We were somehow expected as players to follow some hidden checklist, knowing what to do and when to do it according to script. We weren’t allowed to play with with what the room had to offer. As I mentioned in my previous review of Mystery at the Majestic Theater, escape room designers have to take into account that some players may choose to deviate or accidentally solve puzzles out of order.
How do you adjust and can your room adjust to that? If it can’t, there should be some mechanics in place or ways that staff can guide players to the “correct” path. These can be simple, non-digital things, like voice commands through walkie talkie or using puzzles with guided logic.
The Krakit staff may have been helpful with hints and had tried to assist us through the mechanical disasters, but there was something very wrong with the way they were doing it. It felt like they were just doing their customer service job, not invested (or interested) in what it means to create a great player experience. Even their attitude about the broken puzzles and locks was astonishingly nonchalant: “If it doesn’t work, you just have to give it a good kick.”
With a response like that, the experience starts to feel like a cheap rip-off of other, more successful escape rooms. I honestly wanted to like Krakit, even pushed to visit it in the first place. If there was a little bit more care from the company regarding the quality of its rooms and gaming experiences, then it might be worth visiting again, but at the moment it stands as one of the worst escape room experiences I’ve ever had.
Summary
CONCLUSION
While it may have been a great room when it first opened at Krakit, the Alice in Wonderland room needs to retire due to the high occurrences of mechanical failure and poor puzzle design. I would not recommend it at all, even if you were to treat this room as a game and not as an immersive experience.
While we had a very terrible experience with the Alice in Wonderland room, I do want to point out that the majority of Krakit’s escape room offerings are in the horror category. As Ben pointed out, “Would you judge a movie theater based on the fact that you saw a bad movie there?”

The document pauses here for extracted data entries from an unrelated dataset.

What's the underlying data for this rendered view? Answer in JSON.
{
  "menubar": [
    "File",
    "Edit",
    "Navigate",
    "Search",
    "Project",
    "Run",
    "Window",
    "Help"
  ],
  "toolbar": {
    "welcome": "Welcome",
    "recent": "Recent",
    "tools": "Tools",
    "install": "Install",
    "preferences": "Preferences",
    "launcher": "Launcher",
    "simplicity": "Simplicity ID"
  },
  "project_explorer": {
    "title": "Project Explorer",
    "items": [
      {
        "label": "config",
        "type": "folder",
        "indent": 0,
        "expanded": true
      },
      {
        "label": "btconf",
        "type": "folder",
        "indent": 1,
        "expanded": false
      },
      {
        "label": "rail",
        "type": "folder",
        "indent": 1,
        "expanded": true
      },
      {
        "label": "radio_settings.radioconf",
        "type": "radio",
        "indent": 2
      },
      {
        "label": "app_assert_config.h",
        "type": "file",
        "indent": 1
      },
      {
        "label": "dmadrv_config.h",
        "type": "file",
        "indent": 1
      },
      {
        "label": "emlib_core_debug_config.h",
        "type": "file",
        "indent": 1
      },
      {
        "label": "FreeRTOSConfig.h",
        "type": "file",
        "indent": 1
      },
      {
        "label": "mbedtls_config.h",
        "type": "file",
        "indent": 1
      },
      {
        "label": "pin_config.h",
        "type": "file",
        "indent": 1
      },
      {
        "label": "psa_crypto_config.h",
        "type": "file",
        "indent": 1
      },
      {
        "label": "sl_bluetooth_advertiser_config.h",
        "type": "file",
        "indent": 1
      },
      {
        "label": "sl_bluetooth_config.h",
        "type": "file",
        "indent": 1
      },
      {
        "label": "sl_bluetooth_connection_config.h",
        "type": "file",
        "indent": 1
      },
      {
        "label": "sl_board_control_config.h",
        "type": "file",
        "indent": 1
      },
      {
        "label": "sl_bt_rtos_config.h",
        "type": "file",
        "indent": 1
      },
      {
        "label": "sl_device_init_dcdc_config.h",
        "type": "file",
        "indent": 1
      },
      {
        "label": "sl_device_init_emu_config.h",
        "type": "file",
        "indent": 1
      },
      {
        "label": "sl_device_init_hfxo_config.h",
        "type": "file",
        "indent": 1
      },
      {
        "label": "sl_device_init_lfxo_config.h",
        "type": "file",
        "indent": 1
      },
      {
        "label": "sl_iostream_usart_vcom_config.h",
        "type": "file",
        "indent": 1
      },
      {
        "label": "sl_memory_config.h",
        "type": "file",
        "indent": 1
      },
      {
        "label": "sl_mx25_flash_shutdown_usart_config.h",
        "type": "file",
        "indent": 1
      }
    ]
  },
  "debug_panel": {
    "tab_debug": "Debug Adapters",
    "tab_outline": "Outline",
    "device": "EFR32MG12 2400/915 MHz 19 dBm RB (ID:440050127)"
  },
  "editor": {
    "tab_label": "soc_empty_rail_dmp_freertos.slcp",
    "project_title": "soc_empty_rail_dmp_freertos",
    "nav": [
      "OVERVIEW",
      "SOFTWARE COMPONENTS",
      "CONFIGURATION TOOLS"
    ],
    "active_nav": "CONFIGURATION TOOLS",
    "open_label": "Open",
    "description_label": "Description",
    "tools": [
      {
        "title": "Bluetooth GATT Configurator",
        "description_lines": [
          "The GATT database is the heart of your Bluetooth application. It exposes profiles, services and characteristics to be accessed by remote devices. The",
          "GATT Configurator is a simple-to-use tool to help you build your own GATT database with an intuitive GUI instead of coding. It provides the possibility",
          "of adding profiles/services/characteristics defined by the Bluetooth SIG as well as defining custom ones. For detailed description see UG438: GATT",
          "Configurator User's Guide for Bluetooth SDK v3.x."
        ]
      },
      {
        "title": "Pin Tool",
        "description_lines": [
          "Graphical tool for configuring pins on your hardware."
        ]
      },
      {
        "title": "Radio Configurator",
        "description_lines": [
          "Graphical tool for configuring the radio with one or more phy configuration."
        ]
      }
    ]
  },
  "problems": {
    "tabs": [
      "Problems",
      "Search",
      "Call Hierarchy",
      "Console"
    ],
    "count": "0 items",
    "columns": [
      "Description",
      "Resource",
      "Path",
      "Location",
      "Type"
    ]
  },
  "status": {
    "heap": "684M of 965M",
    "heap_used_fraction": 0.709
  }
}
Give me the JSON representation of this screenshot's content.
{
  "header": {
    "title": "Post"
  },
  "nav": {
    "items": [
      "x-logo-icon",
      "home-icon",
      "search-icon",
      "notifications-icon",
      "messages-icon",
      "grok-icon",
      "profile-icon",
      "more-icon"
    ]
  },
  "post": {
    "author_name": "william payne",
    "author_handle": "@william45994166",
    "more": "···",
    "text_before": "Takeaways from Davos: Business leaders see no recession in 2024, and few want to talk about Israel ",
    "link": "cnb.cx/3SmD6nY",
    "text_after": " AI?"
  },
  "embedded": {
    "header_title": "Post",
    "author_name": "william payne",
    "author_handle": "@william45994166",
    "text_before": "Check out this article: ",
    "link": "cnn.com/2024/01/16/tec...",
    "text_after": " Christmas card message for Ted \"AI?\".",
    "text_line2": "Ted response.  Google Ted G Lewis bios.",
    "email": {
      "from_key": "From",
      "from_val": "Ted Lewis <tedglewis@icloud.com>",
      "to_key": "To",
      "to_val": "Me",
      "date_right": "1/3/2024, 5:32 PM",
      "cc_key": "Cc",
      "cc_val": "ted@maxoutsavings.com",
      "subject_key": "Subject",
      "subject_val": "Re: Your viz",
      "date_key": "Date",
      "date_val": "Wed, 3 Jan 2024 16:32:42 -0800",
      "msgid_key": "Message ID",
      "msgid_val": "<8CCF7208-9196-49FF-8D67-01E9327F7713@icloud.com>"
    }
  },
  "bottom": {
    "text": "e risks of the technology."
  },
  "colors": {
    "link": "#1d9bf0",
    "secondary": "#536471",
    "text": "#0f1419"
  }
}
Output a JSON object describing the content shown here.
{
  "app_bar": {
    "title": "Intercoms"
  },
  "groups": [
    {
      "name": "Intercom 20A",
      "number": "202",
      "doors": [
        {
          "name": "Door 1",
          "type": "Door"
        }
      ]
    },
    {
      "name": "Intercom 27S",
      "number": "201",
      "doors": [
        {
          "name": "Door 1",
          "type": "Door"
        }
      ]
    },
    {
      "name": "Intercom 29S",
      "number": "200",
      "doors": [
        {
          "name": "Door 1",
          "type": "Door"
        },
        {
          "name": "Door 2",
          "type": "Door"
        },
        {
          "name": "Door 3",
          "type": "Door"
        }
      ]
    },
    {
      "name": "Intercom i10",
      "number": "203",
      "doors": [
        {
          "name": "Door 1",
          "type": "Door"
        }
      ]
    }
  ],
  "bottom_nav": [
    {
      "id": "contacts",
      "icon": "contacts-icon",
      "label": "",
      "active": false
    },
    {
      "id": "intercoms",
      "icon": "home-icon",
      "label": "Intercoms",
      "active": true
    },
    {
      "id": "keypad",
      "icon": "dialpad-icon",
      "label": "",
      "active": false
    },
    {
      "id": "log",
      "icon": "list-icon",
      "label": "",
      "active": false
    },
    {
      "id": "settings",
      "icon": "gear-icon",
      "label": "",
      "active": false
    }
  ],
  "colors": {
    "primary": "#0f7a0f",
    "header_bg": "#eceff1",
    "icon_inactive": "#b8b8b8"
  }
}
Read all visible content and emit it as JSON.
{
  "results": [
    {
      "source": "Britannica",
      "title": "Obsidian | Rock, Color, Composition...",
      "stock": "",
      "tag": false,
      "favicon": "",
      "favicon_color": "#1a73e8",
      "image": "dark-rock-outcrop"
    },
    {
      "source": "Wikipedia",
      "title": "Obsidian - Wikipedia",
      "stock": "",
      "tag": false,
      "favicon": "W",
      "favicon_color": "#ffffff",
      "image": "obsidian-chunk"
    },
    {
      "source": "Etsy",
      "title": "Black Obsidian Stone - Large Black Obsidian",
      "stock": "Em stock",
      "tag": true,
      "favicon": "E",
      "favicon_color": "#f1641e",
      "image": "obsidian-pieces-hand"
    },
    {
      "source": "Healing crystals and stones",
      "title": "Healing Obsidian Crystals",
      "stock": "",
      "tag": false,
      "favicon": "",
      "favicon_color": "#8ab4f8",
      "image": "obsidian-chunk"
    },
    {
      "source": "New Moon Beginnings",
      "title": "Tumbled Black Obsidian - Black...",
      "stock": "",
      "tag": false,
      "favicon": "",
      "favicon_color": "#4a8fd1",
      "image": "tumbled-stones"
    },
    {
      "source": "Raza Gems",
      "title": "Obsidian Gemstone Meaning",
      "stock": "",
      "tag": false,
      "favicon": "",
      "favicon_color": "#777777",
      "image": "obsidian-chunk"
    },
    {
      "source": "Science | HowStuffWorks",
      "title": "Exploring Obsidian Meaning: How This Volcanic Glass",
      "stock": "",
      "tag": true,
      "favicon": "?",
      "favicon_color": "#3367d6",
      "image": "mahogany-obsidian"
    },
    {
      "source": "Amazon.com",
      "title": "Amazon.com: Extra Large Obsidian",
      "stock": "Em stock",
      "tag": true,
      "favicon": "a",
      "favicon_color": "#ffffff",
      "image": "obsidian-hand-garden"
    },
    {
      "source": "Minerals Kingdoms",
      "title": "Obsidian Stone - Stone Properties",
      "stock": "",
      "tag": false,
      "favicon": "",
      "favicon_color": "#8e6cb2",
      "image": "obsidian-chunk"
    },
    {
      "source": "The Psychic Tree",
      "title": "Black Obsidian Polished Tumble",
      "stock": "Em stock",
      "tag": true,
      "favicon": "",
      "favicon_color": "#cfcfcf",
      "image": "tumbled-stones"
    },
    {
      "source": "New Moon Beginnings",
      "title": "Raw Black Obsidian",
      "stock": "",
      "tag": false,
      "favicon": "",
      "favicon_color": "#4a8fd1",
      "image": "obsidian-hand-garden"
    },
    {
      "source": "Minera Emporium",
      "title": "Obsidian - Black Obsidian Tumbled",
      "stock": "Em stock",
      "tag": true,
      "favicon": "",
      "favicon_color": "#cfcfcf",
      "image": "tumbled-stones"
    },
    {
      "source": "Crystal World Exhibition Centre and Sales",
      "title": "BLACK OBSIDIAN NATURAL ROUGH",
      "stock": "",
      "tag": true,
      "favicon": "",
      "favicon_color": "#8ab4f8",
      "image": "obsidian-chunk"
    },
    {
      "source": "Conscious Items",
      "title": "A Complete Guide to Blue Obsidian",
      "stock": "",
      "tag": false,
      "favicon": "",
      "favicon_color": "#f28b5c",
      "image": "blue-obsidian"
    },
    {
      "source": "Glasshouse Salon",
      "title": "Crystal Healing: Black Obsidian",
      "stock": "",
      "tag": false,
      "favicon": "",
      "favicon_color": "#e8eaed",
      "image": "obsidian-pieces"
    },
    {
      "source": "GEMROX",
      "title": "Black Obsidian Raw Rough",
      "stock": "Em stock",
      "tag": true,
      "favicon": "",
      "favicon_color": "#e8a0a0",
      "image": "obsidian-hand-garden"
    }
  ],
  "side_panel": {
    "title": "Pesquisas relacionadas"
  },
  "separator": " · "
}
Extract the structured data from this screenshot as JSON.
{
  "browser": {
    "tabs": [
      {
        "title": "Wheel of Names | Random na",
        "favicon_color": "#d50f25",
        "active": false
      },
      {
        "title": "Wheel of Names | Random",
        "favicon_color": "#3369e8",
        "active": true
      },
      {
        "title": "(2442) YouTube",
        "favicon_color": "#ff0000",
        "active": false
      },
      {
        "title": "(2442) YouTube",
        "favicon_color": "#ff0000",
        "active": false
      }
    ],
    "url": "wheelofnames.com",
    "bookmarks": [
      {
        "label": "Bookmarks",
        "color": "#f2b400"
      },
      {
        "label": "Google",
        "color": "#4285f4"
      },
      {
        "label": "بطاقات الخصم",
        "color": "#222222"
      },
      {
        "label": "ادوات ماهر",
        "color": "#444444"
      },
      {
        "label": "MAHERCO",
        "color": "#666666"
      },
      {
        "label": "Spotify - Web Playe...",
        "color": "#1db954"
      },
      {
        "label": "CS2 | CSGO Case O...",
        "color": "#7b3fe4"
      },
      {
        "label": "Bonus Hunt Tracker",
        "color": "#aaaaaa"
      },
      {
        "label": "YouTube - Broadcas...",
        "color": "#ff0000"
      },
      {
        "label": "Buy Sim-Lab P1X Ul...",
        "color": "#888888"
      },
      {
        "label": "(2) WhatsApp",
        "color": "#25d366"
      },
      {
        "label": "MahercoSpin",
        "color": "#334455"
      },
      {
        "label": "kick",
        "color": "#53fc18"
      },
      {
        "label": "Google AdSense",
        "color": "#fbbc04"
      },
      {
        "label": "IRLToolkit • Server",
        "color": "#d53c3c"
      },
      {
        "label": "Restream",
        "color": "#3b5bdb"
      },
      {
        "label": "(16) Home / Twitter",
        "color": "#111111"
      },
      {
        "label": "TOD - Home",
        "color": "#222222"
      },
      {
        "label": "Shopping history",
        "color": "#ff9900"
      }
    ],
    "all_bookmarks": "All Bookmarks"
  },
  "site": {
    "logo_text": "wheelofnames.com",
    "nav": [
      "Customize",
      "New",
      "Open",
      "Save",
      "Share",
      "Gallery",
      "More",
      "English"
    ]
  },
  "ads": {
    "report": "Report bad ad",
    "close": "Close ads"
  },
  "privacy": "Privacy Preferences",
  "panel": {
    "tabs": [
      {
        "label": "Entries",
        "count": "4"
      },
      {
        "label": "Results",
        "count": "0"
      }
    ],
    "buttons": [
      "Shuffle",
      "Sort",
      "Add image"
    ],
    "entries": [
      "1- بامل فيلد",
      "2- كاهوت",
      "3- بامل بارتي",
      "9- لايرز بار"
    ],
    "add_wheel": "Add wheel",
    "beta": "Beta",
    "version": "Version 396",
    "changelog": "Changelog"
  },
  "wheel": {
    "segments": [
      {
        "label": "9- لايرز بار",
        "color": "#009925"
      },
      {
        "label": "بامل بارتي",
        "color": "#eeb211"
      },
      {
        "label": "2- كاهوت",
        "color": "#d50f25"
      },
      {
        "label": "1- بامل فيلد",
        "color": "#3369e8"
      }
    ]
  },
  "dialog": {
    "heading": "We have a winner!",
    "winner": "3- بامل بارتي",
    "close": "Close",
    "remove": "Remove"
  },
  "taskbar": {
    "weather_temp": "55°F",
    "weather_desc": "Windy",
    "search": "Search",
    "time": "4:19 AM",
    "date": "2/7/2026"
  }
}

As much as I try to judge each escape room individually, it’s hard to ignore that the fact that the staff members at Krakit did not really care about our gaming experience. It would be take a lot of convincing for me to return there.
Story Immersion: 1/5
- The room relied heavily on literal depictions of Alice in Wonderland characters to create the setting, but told nothing about its story.
- Most of the props and set pieces felt like they were made in a garage and in 1 trip to Home Depot.
- The game hosts made very little effort to create immersion.
- Some props and set pieces supported the theme, though most of them had obvious signs of wear or needed repair.
- Some puzzles were inspired by the theme and could have been fun if they had worked properly.
- Some puzzles seemed very out of place with the theme.
Player Experience: 1/5
- Their hint system wastes precious time, impedes players’ progress, and breaks immersion.
- Bad music is one thing, but to cover up the noise made by people who aren’t even involved in your game is the worst.
- Does the game host actually want you to succeed?
- I literally wanted to leave halfway through the game.
Technical Performance of Props/Sets: 1/5
- Worn out locks.
- Missed digital/mechanical triggers.
- I can count on 1 hand how many puzzles actually worked correctly and triggered appropriately.
- For several puzzles, there were no visual/audio cues to tell us if we had solved a puzzle correctly.
- Definitely not wheelchair accessible and potentially claustrophobic.